[I18n-sig] JapaneseCodecs 1.4.8 released

Tamito KAJIYAMA kajiyama@grad.sccs.chukyo-u.ac.jp
Thu, 5 Sep 2002 06:25:08 +0900


Hi,

I've released JapaneseCodecs 1.4.8.  The source tarball is
available at the following locations:

  http://www.asahi-net.or.jp/~rd6t-kjym/python/
  http://www.python.jp/Zope/download/JapaneseCodecs

Fixed are bugs in EUC-JP, Shift_JIS and MS932 codecs that failed
to encode U+00A5 and U+203E which originate from ISO-2022-JP and
its variant codecs.  I moved my home page recently, so that the
primary distribution site of and the author's e-mail address
also changed.

       *    *    *

By the way, I have a plan to change mappings between Unicode and
traditional Japanese encodings such as EUC-JP and Shift_JIS in
the next release of JapaneseCodecs.  The main reasons of the
change are (1) to improve the interoperabilities between the
japanese.ms932 codec and other codecs, and (2) to eliminate
non-revesibilities that exist in mappings between Unicode and
traditional Japanese encodings.

Japanese characters that will be changed their corresponding
code points in Unicode are the following 7 characters.
(Although only Shift_JIS code points are shown below, EUC-JP and
ISO-2022-JP codecs will also be changed.)

1. Shift_JIS 0x81ca
   japanese.sjis  -> U+00ac (NOT SIGN)
   japanese.ms932 -> U+ffe2 (FULLWIDTH NOT SIGN)
2. Shift_JIS 0x815f
   japanese.sjis  -> U+005c (REVERSE SOLIDUS)
   japanese.ms932 -> U+ff3c (FULLWIDTH REVERSE SOLIDUS)
3. Shift_JIS 0x8161
   japanese.sjis  -> U+2016 (DOUBLE VERTICAL LINE)
   japanese.ms932 -> U+2225 (PARALLEL TO)
4. Shift_JIS 0x8160
   japanese.sjis  -> U+301c (WAVE DASH)
   japanese.ms932 -> U+ff5e (FULLWIDTH TILDE)
5. Shift_JIS 0x817c
   japanese.sjis  -> U+2212 (MINUS SIGN)
   japanese.ms932 -> U+ff0d (FULLWIDTH HYPHEN-MINUS)
6. Shift_JIS 0x8191
   japanese.sjis  -> U+00a2 (CENT SIGN)
   japanese.ms932 -> U+ffe0 (FULLWIDTH CENT SIGN)
7. Shift_JIS 0x8192
   japanese.sjis  -> U+00a3 (POUND SIGN)
   japanese.ms932 -> U+ffe1 (FULLWIDTH POUND SIGN)

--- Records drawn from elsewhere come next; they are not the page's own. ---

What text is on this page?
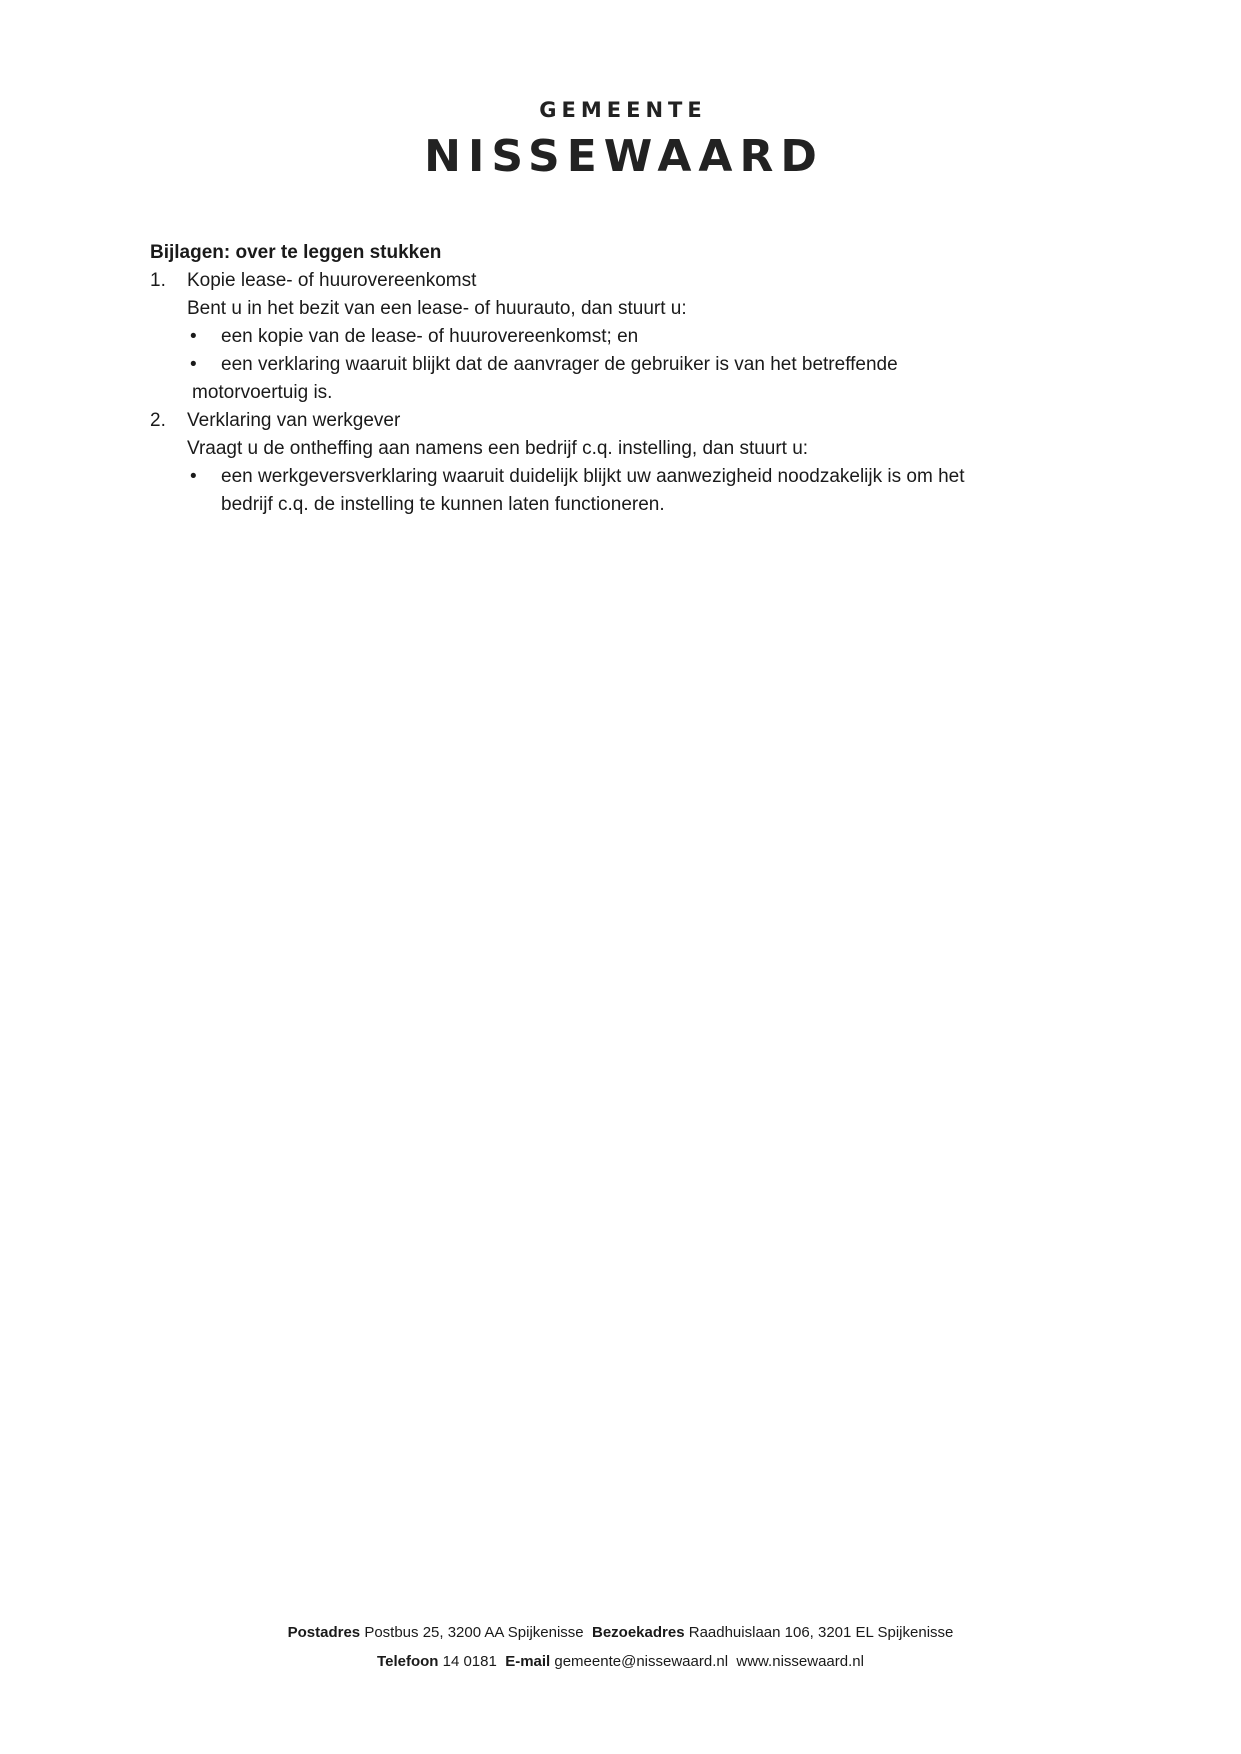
GEMEENTE
NISSEWAARD
Bijlagen: over te leggen stukken
1. Kopie lease- of huurovereenkomst
Bent u in het bezit van een lease- of huurauto, dan stuurt u:
• een kopie van de lease- of huurovereenkomst; en
• een verklaring waaruit blijkt dat de aanvrager de gebruiker is van het betreffende
motorvoertuig is.
2. Verklaring van werkgever
Vraagt u de ontheffing aan namens een bedrijf c.q. instelling, dan stuurt u:
• een werkgeversverklaring waaruit duidelijk blijkt uw aanwezigheid noodzakelijk is om het
bedrijf c.q. de instelling te kunnen laten functioneren.
Postadres Postbus 25, 3200 AA Spijkenisse Bezoekadres Raadhuislaan 106, 3201 EL Spijkenisse
Telefoon 14 0181 E-mail gemeente@nissewaard.nl www.nissewaard.nl
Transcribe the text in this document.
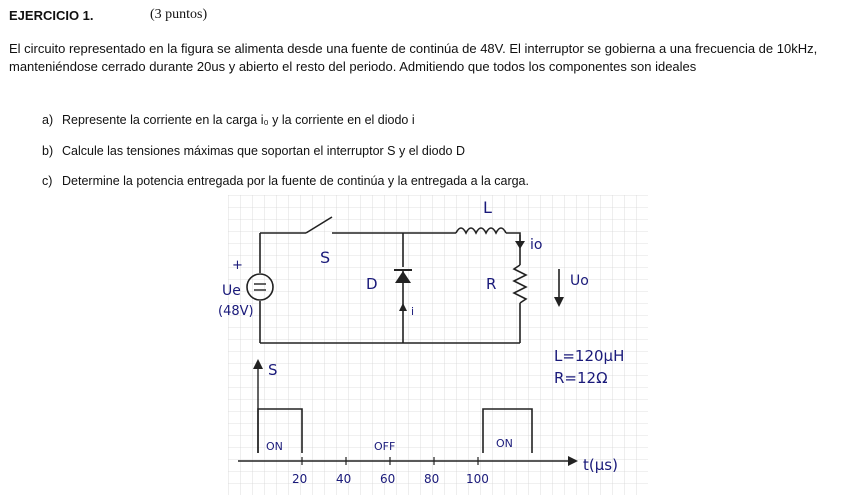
EJERCICIO 1.	(3 puntos)
El circuito representado en la figura se alimenta desde una fuente de continúa de 48V. El interruptor se gobierna a una frecuencia de 10kHz, manteniéndose cerrado durante 20us y abierto el resto del periodo. Admitiendo que todos los componentes son ideales
a) Represente la corriente en la carga i₀ y la corriente en el diodo i
b) Calcule las tensiones máximas que soportan el interruptor S y el diodo D
c) Determine la potencia entregada por la fuente de continúa y la entregada a la carga.
L
S
D
i
R
io
Uo
Ue
(48V)
+
L=120µH
R=12Ω
S
ON	OFF	ON
t(µs)
20 40 60 80 100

Due to the differences of the mappings shown above, for example,
decoding a byte string using japanese.ms932 and encoding the
Unicode string using japanese.sjis may raise a UnicodeError
saying "no corresponding character in Shift_JIS".

Also, there are non-reversibilities in the codecs for
traditional Japanese encodings.  For example, the code point
0x815f in Shift_JIS is mapped to U+005c (REVERSE SOLIDUS) when
decoded using japanese.sjis.  The code point U+005c in Unicode
in turn is mapped to 0x005c in Shift_JIS when encoded by the
same codec.  This non-reversible behavior of the mapping between
Shift_JIS and Unicode would be "correct" from the Unicode
Consortium's viewpoint, but in practice it would be desired that
mappings are reversible.  The same non-reversibility exists in
other codecs for traditional Japanese encodings.

Therefore, I'd like to change the mapping between Unicode and
the traditional Japanese encodings so that all codecs use the
same 7 code points in Unicode as japanese.ms932.

In my plan, for example, 0x815f in Shift_JIS, 0xa1c0 in EUC-JP,
and 0x2140 in ISO-2022-JP (JIS X 0208:1990) will be all mapped
to U+ff3c (FULLWIDTH REVERSE SOLIDUS) instead of U+005c (REVERSE
SOLIDUS).  The corresponding code points in Unicode for the
other 6 characters will be changed similarly.

This change means in effect that Microsoft's mappings will be
adopted instead of Unicode consortium's ones.

I think the reversibility of mappings is important.  However,
this change is not backward-compatible, so that it may affect
the existing systems and data.  I expect both pros and cons.
I really appreciate any kind of feedback.

I'd like, at the moment, not to support the current mappings in
the next release of JapaneseCodecs, since the maintenance cost
would be high otherwise, and also someone who needs the current
mappings can make use of older JapaneseCodecs.

Any comments and suggestions are welcome.

Thank you,

-- 
KAJIYAMA, Tamito <kajiyama@grad.sccs.chukyo-u.ac.jp>